Can I Keep My Income Tax Refund If I File a Chapter 7 Bankruptcy?
April 2, 2012
Whether you can keep your tax refund in a “straight bankruptcy” is mostly a matter of timing.
To make sense of this, first here’s some essential background information.
As of the time your Chapter 7 bankruptcy is filed, everything you own legally becomes part of your “bankruptcy estate.” In most cases, all of those “estate” assets stay in your possession and you remain the owner because those assets are “exempt,” or protected.
That “bankruptcy estate” includes not only your tangible possessions, but also intangible assets—ones that you can’t physically touch, such as money owed and not yet paid to you. If your Chapter 7 case is filed at a time when a tax refund is owed to you, that anticipated refund is an intangible asset of your “estate,” although one that may be protected by an exemption.
So timing determines whether a tax refund is part of your “bankruptcy estate,” and, to the extent that it is, whether you can keep part or all of it is determined by your exemptions.
What does an income tax refund usually consist of?—your overpayment of payroll withholdings to the IRS and/or the Oregon Department of Revenue during the course of the tax year. So, right after your last paycheck of the year is processed and the last withholding taken from your salary or wages, you have made your last overpayment related to that year’s refund. As a result, even though nobody knows the amount of your refund until your tax return is prepared a few weeks or months later, for bankruptcy purposes that refund is all yours as of January 1 of the new year.
So if your Chapter 7 case is filed after the end of the year but before you have received and spent your tax refund, that refund belongs to your “bankruptcy estate.” That means that the trustee can take it from you if it is not exempt, or can keep the portion that is not exempt. To be clear, this is also true if you have received the refund but still have the check itself or the money from the refund check when your case is filed.
You can avoid having the refund belong to your “bankruptcy estate” by filing your tax return and receiving and appropriately spending the refund before your Chapter 7 case is filed. DO NOT do this without very specific advice from your attorney. The bankruptcy trustee is very interested in any money you receive and precisely how you spend it before filing bankruptcy. It is all too easy to cause major problems if this is not done very carefully.
If your bankruptcy is filed so that the refund is an asset of your “estate,” whether or not it is exempt depends on how large the refund is and how much of an exemption is available.
The exemption in Oregon for cash and money owed is quite modest—only $400 per person, or $800 for a married couple filing a joint case. But even that is reduced by any cash or money you have in any checking or savings accounts at the time your case is filed, which you also need to protect. So you can see that the exemption is not very helpful if you are expecting a relatively large refund.
However, to the extent that your refund results from the Earned Income Credit, in Oregon that part of the refund is completely exempt.

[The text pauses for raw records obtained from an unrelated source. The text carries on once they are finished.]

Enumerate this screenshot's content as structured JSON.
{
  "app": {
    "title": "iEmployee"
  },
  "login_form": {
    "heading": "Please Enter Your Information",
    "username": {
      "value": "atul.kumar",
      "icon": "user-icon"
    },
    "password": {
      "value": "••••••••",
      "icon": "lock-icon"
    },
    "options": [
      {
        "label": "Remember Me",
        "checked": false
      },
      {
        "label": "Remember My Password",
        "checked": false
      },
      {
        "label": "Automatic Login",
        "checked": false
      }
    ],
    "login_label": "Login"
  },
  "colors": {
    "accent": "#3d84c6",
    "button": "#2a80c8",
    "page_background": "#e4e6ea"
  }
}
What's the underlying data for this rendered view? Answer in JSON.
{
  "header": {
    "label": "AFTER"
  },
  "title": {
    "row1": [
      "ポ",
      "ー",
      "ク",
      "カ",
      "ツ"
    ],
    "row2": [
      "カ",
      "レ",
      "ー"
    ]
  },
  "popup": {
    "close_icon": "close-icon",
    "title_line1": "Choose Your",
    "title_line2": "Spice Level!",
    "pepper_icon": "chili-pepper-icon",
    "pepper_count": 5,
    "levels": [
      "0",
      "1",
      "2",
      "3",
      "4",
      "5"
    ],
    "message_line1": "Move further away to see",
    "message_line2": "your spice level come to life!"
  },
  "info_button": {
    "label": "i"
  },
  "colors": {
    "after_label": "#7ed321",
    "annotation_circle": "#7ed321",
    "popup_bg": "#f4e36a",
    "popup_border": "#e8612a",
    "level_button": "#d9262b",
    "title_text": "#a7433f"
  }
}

For many people that can be a major part of their refund, and in fact is often is the entire reason they are getting the refund. So it may be able to protect part or all of your refund.
Even if the refund, or a part of it, is not exempt, the Chapter 7 trustee may still not claim it if he or she determines the amount available is not enough to open an “asset case.” That is, after subtracting any exempt portion, the remaining amount might be small enough that the trustee decides that the benefit of dividing that amount among your creditors is outweighed by the effort and cost involved. It’s just too small to be worth the hassle. You might hear the trustee say at your meeting with him or her that the amount is “insufficient for a meaningful distribution to the creditors.” This threshold amount varies over time, and from one trustee to another, so this is something we will discuss carefully with you if it applies to your case.
Although we’re focusing now on this because it’s tax season, the same principles apply year-round. Frankly, it can be a little harder to wrap your brain around this as applied to filing a bankruptcy later in the year, after getting and spending your prior year’s refund and long before you start thinking about getting the current year’s refund the following spring. But if you think about it, 3/4ths of the way through the year you’ve had 3/4ths of a year of tax withholdings deducted from your paychecks and forwarded by your employer to the tax authorities. So, assuming that about the same amounts are withheld throughout the year, for bankruptcy purposes about 3/4ths of your refund had likely accrued by 3/4ths of the way through the year. So a bankruptcy filed on, say October 1st, needs to take that into account. Most Chapter 7 trustees don’t push this issue much until the last quarter of the year, when that much more of the refunds have accrued. But be sure to tell us if you have a history of relatively large tax refunds or are anticipating a refund the following year.